Fig. 1 is a plan view showing a conventional transverse link, Fig. 2 is a sectional view taken along the line A-A in Fig. 1, and Fig. 3
The figures are a sectional view taken along the line B-B in FIG. 1, a perspective view showing a strut type front suspension using a transverse link according to an embodiment of the present invention, and FIG.

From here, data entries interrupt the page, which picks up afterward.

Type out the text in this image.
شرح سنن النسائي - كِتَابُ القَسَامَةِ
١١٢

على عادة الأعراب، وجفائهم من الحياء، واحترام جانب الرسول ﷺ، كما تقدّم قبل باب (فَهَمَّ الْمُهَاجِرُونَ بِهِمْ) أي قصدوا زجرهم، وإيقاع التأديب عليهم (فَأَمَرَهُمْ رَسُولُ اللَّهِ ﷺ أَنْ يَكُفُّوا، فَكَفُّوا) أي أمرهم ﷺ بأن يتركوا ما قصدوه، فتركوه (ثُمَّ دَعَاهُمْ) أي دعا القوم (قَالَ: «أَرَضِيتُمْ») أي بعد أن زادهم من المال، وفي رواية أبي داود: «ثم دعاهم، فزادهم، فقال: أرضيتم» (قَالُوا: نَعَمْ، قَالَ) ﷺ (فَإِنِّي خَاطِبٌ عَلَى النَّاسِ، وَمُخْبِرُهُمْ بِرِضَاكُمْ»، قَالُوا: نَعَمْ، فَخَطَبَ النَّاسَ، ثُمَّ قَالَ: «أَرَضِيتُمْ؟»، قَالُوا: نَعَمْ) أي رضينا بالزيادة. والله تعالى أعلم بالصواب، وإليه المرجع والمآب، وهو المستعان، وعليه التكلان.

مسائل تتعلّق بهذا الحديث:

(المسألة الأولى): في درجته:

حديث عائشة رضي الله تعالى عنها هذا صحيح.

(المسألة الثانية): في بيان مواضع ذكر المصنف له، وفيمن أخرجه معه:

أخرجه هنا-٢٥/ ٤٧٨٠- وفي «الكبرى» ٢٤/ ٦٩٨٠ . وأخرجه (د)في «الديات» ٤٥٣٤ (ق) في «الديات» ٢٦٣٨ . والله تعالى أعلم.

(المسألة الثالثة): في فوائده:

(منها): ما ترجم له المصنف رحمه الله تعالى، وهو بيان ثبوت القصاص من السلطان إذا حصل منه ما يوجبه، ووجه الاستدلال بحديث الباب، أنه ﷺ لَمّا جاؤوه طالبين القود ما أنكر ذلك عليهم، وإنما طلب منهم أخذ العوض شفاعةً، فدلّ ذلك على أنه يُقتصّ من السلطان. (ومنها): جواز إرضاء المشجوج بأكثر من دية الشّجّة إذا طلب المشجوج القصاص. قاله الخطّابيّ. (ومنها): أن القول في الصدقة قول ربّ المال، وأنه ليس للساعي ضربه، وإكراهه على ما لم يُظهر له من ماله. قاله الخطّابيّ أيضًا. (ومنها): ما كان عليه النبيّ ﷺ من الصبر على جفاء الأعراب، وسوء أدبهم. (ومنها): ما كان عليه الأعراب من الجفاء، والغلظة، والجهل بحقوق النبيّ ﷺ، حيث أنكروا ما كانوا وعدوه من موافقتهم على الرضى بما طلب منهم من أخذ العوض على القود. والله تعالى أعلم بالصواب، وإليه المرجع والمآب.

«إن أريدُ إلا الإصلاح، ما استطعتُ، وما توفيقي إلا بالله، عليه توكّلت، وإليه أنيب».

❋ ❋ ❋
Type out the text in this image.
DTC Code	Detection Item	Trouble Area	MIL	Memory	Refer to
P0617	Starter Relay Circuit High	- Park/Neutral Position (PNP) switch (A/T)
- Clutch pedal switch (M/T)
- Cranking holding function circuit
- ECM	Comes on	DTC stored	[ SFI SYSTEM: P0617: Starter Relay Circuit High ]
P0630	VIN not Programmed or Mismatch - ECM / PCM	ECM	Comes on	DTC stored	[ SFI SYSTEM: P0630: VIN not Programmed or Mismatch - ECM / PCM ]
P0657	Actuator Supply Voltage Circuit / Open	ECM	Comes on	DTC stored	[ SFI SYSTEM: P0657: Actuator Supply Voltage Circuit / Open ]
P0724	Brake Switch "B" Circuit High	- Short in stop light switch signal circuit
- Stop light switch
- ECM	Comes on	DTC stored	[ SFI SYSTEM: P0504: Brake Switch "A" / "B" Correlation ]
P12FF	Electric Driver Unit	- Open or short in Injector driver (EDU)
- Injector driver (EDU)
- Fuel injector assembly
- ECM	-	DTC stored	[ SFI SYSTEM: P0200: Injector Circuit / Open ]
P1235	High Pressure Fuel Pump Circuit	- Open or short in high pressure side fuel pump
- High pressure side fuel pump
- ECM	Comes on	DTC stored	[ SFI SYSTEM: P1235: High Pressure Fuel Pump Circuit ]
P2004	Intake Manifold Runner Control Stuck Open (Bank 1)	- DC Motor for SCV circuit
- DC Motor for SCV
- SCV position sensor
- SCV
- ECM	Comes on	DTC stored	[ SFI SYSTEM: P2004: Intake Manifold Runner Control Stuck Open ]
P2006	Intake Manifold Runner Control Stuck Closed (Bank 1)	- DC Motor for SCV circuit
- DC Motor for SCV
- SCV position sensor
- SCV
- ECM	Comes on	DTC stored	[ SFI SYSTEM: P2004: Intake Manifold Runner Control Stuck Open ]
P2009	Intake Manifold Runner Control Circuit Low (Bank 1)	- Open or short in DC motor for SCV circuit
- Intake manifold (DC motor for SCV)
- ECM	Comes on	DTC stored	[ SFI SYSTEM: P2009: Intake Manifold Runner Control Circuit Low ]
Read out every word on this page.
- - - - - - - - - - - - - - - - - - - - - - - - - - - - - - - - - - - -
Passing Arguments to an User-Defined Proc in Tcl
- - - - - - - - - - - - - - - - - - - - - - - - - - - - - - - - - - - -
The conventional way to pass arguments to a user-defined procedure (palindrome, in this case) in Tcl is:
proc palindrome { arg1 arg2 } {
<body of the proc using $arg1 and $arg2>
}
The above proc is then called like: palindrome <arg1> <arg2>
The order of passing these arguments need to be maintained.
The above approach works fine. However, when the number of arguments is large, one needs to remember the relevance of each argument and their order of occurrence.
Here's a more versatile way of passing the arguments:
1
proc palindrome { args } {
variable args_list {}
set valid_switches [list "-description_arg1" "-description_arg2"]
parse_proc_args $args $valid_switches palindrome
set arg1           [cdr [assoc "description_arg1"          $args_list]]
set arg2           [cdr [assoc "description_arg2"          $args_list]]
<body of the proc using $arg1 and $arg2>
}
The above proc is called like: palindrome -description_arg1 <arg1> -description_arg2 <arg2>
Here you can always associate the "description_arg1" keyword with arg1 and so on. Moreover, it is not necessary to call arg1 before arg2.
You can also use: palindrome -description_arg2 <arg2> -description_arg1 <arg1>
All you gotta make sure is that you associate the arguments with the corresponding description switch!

6 is a plan view showing the main part of FIG. 5, FIG. 7 is a sectional view taken along the line CC in FIG. 6, and FIG. The figures are a cross-sectional view taken along the line D-D in Figure 6, a cross-sectional view taken along the line E-E, Figure 10 a cross-sectional view taken along the line F-F, and Figure 11 a conventional transverse link. A plan view showing a state in which the reinforcing arm part was bent outward to the left and right due to excessive input and damaged. Figure 12 shows a conventional transverse link in which the reinforcing arm was bent inward to the left and right due to excessive input and damaged. FIG. 13 is a plan view showing the state of the conventional transverse link, and is a perspective view showing a conventional transverse link in which the reinforcing arm portion is contracted and bent in the longitudinal direction of the vehicle and damaged due to excessive input. T... Transverse link (an example of a suspension arm), 1... Arm main body part, 2... Reinforcement arm part, 3... Plate, 4... Reinforcement member,
15... Reinforcement extension material.

Claims (1)

[Claims] 1. An arm main body disposed in the left-right direction of the vehicle, one end of which is connected to a wheel and the other end swingably supported by the vehicle body, and a first vehicle body support portion of the arm main body are connected to the vehicle longitudinal direction. A suspension arm comprising: a second vehicle body support portion disposed at a predetermined distance from the arm body; and a reinforcing arm portion extending from the middle of the arm body toward the second vehicle body support portion. The reinforcing arm section and the reinforcing arm section are formed by welding two press-formed plates vertically together, and are formed so that the bending rigidity of the reinforcing arm section in the longitudinal direction of the vehicle is lower than the bending rigidity in the lateral direction of the vehicle. A suspension arm, characterized in that the thickness of the reinforcing material sandwiched and connected between two plates of the reinforcing arm portion is reduced in multiple steps from the second vehicle body support portion toward the arm main body portion.